- Vinamilk is biggest driver of country's benchmark VN Index
- Company says it's willing to increase foreign investment
Vietnam Dairy Products JSC shares surged to a record in Ho Chi Minh City trading after the country’s biggest company said it’s willing to allow foreign investors to increase their stakes to the maximum level the government will allow.
Vinamilk shares jumped 4.7 percent at the close to 111,000 dong per share, the highest level since the company’s trading debut in 2006. The stock was the biggest driver of the VN Index Monday, which rose 0.3 percent.

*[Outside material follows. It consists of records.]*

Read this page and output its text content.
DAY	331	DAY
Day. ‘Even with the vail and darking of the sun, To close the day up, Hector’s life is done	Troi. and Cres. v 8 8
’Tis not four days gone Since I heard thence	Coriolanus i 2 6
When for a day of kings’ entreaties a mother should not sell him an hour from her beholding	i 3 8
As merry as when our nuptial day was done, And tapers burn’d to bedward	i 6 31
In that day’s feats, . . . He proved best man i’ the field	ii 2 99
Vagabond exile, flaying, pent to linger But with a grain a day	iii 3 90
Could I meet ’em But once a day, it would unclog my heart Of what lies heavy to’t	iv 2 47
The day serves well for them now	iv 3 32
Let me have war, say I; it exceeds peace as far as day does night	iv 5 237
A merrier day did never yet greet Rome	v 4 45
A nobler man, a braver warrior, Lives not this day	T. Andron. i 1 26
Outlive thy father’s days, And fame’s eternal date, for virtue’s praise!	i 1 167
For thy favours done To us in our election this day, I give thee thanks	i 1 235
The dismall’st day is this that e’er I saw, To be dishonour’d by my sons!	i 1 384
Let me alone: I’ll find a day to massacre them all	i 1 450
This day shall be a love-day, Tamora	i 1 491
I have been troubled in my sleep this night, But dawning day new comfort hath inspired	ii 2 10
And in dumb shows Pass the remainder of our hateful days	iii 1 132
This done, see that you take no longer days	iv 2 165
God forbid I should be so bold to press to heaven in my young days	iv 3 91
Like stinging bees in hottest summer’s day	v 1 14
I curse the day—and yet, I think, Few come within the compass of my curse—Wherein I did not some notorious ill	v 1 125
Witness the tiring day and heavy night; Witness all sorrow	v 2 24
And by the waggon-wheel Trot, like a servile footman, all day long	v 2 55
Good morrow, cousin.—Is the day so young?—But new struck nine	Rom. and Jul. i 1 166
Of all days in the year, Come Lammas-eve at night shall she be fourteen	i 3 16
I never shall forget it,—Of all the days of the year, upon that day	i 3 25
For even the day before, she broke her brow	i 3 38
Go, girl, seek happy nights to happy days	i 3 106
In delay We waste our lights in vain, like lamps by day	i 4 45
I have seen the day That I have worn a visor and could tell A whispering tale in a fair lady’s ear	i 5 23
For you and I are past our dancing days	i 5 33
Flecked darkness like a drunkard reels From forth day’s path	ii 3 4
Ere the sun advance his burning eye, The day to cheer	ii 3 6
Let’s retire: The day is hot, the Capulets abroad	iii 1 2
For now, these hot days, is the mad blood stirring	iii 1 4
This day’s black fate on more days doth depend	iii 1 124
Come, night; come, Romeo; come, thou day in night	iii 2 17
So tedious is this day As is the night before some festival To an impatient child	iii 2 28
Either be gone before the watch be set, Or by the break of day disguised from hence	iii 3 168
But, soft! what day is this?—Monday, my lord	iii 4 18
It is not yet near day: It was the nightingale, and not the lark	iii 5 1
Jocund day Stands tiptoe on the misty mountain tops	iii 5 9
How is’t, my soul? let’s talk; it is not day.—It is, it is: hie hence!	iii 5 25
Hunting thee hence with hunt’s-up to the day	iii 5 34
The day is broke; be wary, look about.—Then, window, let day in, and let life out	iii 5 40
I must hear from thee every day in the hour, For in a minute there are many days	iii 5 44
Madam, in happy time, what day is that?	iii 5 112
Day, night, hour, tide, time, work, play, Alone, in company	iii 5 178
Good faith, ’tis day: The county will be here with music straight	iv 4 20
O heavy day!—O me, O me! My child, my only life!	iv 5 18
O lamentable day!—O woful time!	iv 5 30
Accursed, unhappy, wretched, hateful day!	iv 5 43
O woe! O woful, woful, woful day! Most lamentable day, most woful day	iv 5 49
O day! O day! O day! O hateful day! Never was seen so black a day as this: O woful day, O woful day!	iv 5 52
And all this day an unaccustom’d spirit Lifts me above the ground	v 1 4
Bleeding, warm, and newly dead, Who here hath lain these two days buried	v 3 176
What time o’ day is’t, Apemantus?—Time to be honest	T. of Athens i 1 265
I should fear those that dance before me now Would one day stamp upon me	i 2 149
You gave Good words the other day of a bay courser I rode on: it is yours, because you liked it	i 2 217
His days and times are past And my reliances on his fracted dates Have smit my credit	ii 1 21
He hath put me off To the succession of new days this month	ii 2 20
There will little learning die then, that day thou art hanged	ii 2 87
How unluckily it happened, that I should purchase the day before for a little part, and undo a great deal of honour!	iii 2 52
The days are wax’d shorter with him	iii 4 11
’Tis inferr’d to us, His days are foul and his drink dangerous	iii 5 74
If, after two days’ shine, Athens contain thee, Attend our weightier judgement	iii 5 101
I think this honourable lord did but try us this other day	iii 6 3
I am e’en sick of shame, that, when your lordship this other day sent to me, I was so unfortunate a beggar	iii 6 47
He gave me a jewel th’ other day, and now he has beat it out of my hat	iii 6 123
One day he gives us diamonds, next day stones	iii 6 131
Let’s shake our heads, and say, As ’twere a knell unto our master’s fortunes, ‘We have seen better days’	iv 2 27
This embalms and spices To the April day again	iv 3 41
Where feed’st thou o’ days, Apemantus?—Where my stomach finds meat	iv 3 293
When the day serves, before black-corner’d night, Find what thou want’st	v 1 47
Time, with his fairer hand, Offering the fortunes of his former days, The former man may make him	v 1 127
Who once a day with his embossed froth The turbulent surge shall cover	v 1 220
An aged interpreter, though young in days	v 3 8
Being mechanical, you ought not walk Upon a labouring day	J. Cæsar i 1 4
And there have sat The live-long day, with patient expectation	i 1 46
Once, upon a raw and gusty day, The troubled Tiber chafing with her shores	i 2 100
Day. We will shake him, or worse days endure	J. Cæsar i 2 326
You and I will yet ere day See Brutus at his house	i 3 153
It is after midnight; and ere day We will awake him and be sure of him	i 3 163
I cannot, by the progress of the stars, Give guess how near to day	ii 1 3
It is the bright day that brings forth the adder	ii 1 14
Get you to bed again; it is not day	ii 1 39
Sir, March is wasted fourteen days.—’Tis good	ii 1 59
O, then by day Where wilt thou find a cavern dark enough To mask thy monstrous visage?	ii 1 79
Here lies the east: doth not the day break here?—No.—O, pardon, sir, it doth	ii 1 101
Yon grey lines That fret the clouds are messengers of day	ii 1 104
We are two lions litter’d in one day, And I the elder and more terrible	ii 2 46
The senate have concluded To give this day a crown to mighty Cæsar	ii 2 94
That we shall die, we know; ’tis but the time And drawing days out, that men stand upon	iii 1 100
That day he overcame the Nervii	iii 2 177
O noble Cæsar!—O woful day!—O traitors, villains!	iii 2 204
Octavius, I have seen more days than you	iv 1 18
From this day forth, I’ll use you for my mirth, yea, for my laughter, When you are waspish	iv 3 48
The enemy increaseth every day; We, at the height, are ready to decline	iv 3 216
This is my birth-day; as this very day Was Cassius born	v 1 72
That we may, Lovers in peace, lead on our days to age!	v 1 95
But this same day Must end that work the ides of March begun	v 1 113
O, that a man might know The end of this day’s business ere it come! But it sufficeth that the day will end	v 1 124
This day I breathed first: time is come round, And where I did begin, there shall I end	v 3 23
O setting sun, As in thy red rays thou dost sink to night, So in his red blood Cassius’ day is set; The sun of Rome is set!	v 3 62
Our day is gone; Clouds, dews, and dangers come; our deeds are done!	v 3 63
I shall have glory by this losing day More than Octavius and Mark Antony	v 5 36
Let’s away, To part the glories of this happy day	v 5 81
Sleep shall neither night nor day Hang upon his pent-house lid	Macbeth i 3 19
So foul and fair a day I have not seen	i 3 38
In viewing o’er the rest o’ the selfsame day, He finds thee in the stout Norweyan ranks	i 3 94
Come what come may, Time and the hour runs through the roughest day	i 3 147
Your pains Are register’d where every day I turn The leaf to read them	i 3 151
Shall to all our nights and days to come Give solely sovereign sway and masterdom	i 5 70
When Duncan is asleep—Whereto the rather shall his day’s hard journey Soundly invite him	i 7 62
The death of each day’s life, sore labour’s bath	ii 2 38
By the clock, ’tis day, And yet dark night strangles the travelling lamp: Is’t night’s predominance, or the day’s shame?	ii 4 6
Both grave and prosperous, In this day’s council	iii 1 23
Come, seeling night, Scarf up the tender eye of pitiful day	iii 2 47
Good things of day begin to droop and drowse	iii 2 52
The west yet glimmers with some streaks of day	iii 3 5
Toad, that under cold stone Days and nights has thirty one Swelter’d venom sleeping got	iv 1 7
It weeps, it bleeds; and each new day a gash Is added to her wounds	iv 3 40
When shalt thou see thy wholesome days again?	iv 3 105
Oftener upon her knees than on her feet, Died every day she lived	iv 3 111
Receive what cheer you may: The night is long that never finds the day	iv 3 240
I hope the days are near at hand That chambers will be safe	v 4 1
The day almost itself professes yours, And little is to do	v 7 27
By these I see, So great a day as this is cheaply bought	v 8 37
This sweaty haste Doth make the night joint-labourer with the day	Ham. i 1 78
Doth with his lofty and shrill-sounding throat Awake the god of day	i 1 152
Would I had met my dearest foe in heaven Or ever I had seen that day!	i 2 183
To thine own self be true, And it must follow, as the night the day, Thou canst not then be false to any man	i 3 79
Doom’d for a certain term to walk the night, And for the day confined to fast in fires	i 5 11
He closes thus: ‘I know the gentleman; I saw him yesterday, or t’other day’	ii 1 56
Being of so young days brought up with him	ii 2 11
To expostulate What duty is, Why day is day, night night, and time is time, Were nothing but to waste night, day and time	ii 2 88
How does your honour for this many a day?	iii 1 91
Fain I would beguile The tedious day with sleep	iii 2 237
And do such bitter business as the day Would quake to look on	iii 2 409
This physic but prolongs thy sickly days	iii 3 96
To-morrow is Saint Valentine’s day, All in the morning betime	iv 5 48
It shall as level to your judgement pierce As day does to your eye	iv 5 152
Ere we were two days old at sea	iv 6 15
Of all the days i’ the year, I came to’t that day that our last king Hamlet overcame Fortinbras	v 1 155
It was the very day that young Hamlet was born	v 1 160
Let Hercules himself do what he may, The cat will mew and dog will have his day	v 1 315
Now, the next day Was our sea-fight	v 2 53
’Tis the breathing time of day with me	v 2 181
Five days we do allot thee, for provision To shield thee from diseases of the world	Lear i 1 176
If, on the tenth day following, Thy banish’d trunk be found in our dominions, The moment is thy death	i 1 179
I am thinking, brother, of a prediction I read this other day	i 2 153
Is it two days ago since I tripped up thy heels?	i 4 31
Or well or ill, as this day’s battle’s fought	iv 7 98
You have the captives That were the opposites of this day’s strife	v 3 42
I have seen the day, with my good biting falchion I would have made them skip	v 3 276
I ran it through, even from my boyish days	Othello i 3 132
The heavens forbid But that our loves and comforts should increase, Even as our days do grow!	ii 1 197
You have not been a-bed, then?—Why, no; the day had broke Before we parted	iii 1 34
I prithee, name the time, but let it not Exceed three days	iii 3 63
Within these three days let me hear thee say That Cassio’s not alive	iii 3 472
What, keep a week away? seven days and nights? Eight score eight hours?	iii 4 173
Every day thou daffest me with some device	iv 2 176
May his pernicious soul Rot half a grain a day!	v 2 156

“We want to open the room by the limit allowed by the government because the investment of overseas investors will not just bring capital but also advanced corporate management experiences,” said Ho Chi Minh City-based Bui Thi Huong, an executive director at the dairy producer. The company is awaiting government guidance, she said in an e-mailed response to questions Oct. 16.
Vietnamese regulators see foreign investment as one of the keys to growing the country’s stock market which is about one-eighth that of Singapore, Southeast Asia’s largest. The State Capital Investment Corp., a government investment arm, plans to divest its entire 45.1 percent stake in Vinamilk, according to a statement on the government’s website Oct. 14. That holding is worth 60.1 trillion dong ($2.7 billion) at Monday’s close.
Vinamilk, as the Ho Chi Minh City-based company is commonly known, “welcomes” the government decree allowing foreigners to increase stakes in certain industries to as much as 100 percent from a cap of 49 percent.
“Vinamilk’s always at the top of foreign investors’ interests, and the 49% cap has been a hurdle for overseas investors to access the company for a long time,” says Dang Tran Hai Dang, deputy manager of research at VietinBank Securities JSC in Hanoi. “The story definitely moved the stocks today."
The divestment decision is “terrific” and a “great move in the right direction,” Mark Mobius, chairman of the emerging-markets group at Franklin Templeton Investments, said in an Oct. 14 interview in Bangkok.
“Liquidity is quite low, which is why this move from the government is a giant step forward," he said. "We have quite a big holding in Vinamilk and we’d probably buy more at the right price."
Vinamilk has participated in non-deal roadshows in Singapore and the U.S. and is going to meet other investors in Europe this quarter, according to Huong. Foreign investors currently hold 49% of the company’s shares. The company expects third-quarter earnings will exceed its target and is on course to meet the full-year profit projection, she said. The company plans to list about 200 million newly-issued shares, it said last month.
Shares of the company have rallied 39 percent this year, set to rebound from a 15 percent slump in 2014, the first annual decline in six years. The gains also outpaced the 9 percent advance in the benchmark VN Index.
SCIC, which holds the government’s stake in Vinamilk, hasn’t decided when it will sell the shares, Vietnam Television reported.